Despite Telefonica being a huge international telecom corporation, I couldn’t pay online.  Normally, a Movistar bill can be paid at various bank branches too.  However, the tellers that I teamed with to surmount this mini-Everest failed to get their payment system to send 2 pesos to Movistar.  “Cantidad Inválida“  Two clerks asked me after scanning the bar code on my bill, “how much do you want to pay?”  “ALL of it”, I said so that they’d read the $2.00 off the bill.  That understanding was important to me – they needed to share in the absurdity of the situation when the payment failed.
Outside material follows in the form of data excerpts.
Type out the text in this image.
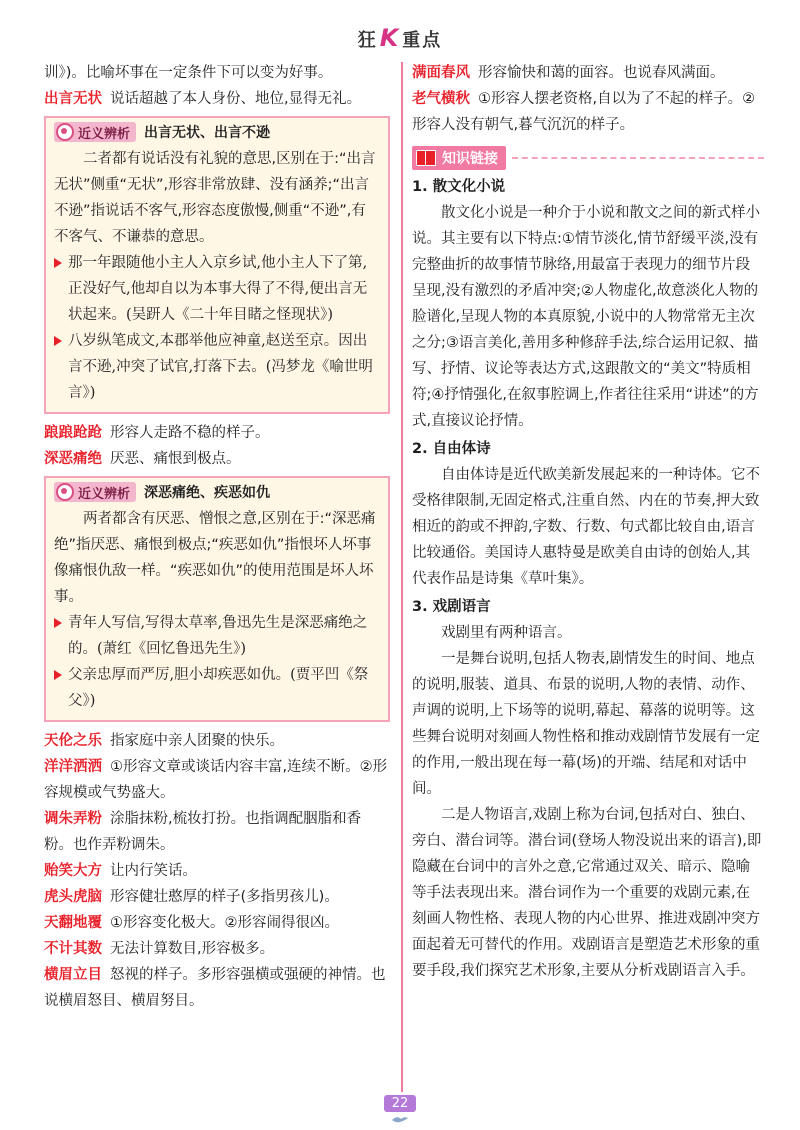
狂K 重点

训》)。比喻坏事在一定条件下可以变为好事。

出言无状 说话超越了本人身份、地位,显得无礼。

近义辨析 出言无状、出言不逊

二者都有说话没有礼貌的意思,区别在于:“出言无状”侧重“无状”,形容非常放肆、没有涵养;“出言不逊”指说话不客气,形容态度傲慢,侧重“不逊”,有不客气、不谦恭的意思。

那一年跟随他小主人入京乡试,他小主人下了第,正没好气,他却自以为本事大得了不得,便出言无状起来。(吴趼人《二十年目睹之怪现状》)

八岁纵笔成文,本郡举他应神童,赵送至京。因出言不逊,冲突了试官,打落下去。(冯梦龙《喻世明言》)

踉踉跄跄 形容人走路不稳的样子。

深恶痛绝 厌恶、痛恨到极点。

近义辨析 深恶痛绝、疾恶如仇

两者都含有厌恶、憎恨之意,区别在于:“深恶痛绝”指厌恶、痛恨到极点;“疾恶如仇”指恨坏人坏事像痛恨仇敌一样。“疾恶如仇”的使用范围是坏人坏事。

青年人写信,写得太草率,鲁迅先生是深恶痛绝之的。(萧红《回忆鲁迅先生》)

父亲忠厚而严厉,胆小却疾恶如仇。(贾平凹《祭父》)

天伦之乐 指家庭中亲人团聚的快乐。

洋洋洒洒 ①形容文章或谈话内容丰富,连续不断。②形容规模或气势盛大。

调朱弄粉 涂脂抹粉,梳妆打扮。也指调配胭脂和香粉。也作弄粉调朱。

贻笑大方 让内行笑话。

虎头虎脑 形容健壮憨厚的样子(多指男孩儿)。

天翻地覆 ①形容变化极大。②形容闹得很凶。

不计其数 无法计算数目,形容极多。

横眉立目 怒视的样子。多形容强横或强硬的神情。也说横眉怒目、横眉努目。

满面春风 形容愉快和蔼的面容。也说春风满面。

老气横秋 ①形容人摆老资格,自以为了不起的样子。②形容人没有朝气,暮气沉沉的样子。

知识链接

1. 散文化小说

散文化小说是一种介于小说和散文之间的新式样小说。其主要有以下特点:①情节淡化,情节舒缓平淡,没有完整曲折的故事情节脉络,用最富于表现力的细节片段呈现,没有激烈的矛盾冲突;②人物虚化,故意淡化人物的脸谱化,呈现人物的本真原貌,小说中的人物常常无主次之分;③语言美化,善用多种修辞手法,综合运用记叙、描写、抒情、议论等表达方式,这跟散文的“美文”特质相符;④抒情强化,在叙事腔调上,作者往往采用“讲述”的方式,直接议论抒情。

2. 自由体诗

自由体诗是近代欧美新发展起来的一种诗体。它不受格律限制,无固定格式,注重自然、内在的节奏,押大致相近的韵或不押韵,字数、行数、句式都比较自由,语言比较通俗。美国诗人惠特曼是欧美自由诗的创始人,其代表作品是诗集《草叶集》。

3. 戏剧语言

戏剧里有两种语言。

一是舞台说明,包括人物表,剧情发生的时间、地点的说明,服装、道具、布景的说明,人物的表情、动作、声调的说明,上下场等的说明,幕起、幕落的说明等。这些舞台说明对刻画人物性格和推动戏剧情节发展有一定的作用,一般出现在每一幕(场)的开端、结尾和对话中间。

二是人物语言,戏剧上称为台词,包括对白、独白、旁白、潜台词等。潜台词(登场人物没说出来的语言),即隐藏在台词中的言外之意,它常通过双关、暗示、隐喻等手法表现出来。潜台词作为一个重要的戏剧元素,在刻画人物性格、表现人物的内心世界、推进戏剧冲突方面起着无可替代的作用。戏剧语言是塑造艺术形象的重要手段,我们探究艺术形象,主要从分析戏剧语言入手。

22
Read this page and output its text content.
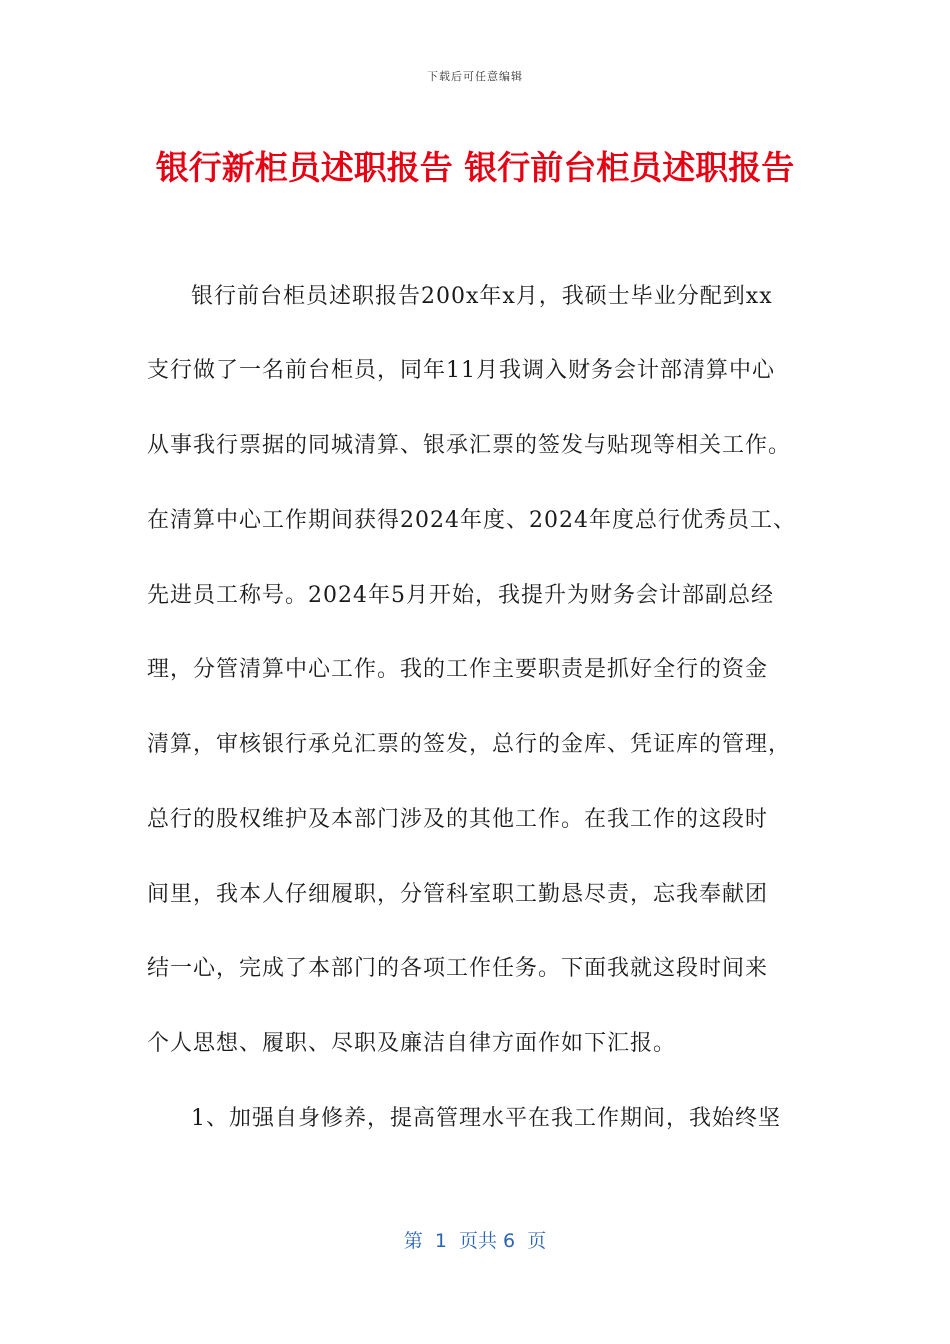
下载后可任意编辑
银行新柜员述职报告 银行前台柜员述职报告
银行前台柜员述职报告200x年x月，我硕士毕业分配到xx
支行做了一名前台柜员，同年11月我调入财务会计部清算中心
从事我行票据的同城清算、银承汇票的签发与贴现等相关工作。
在清算中心工作期间获得2024年度、2024年度总行优秀员工、
先进员工称号。2024年5月开始，我提升为财务会计部副总经
理，分管清算中心工作。我的工作主要职责是抓好全行的资金
清算，审核银行承兑汇票的签发，总行的金库、凭证库的管理，
总行的股权维护及本部门涉及的其他工作。在我工作的这段时
间里，我本人仔细履职，分管科室职工勤恳尽责，忘我奉献团
结一心，完成了本部门的各项工作任务。下面我就这段时间来
个人思想、履职、尽职及廉洁自律方面作如下汇报。
1、加强自身修养，提高管理水平在我工作期间，我始终坚
第  1  页共 6  页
Finally I broke down and took a bus to the farther Movistar office … to find that my account doesn’t appear at all in their system for accepting cash payments and the card payment system doesn’t accept my bank’s debit card.   My choices seemed to be 1) use my US credit card and incur a fee much larger than the 15 cents charged, 2) wait for a late fee – a clerk assured me that after November 2nd my balance would be plenty big enough to clear the bank payment system, or 3) just not bother to pay at all.  As tempting as that last option was, it’s not the right thing to do … and karma might bite me hard in the ass during some future work visa renewal or customs processing.

With the deadline approaching, a Movistar manager sensibly paid the bill with his own card.  I handed him 2 pesos with zeal.  Time spent on this (excluding blog post) over the past 3 weeks:  about 5 hours.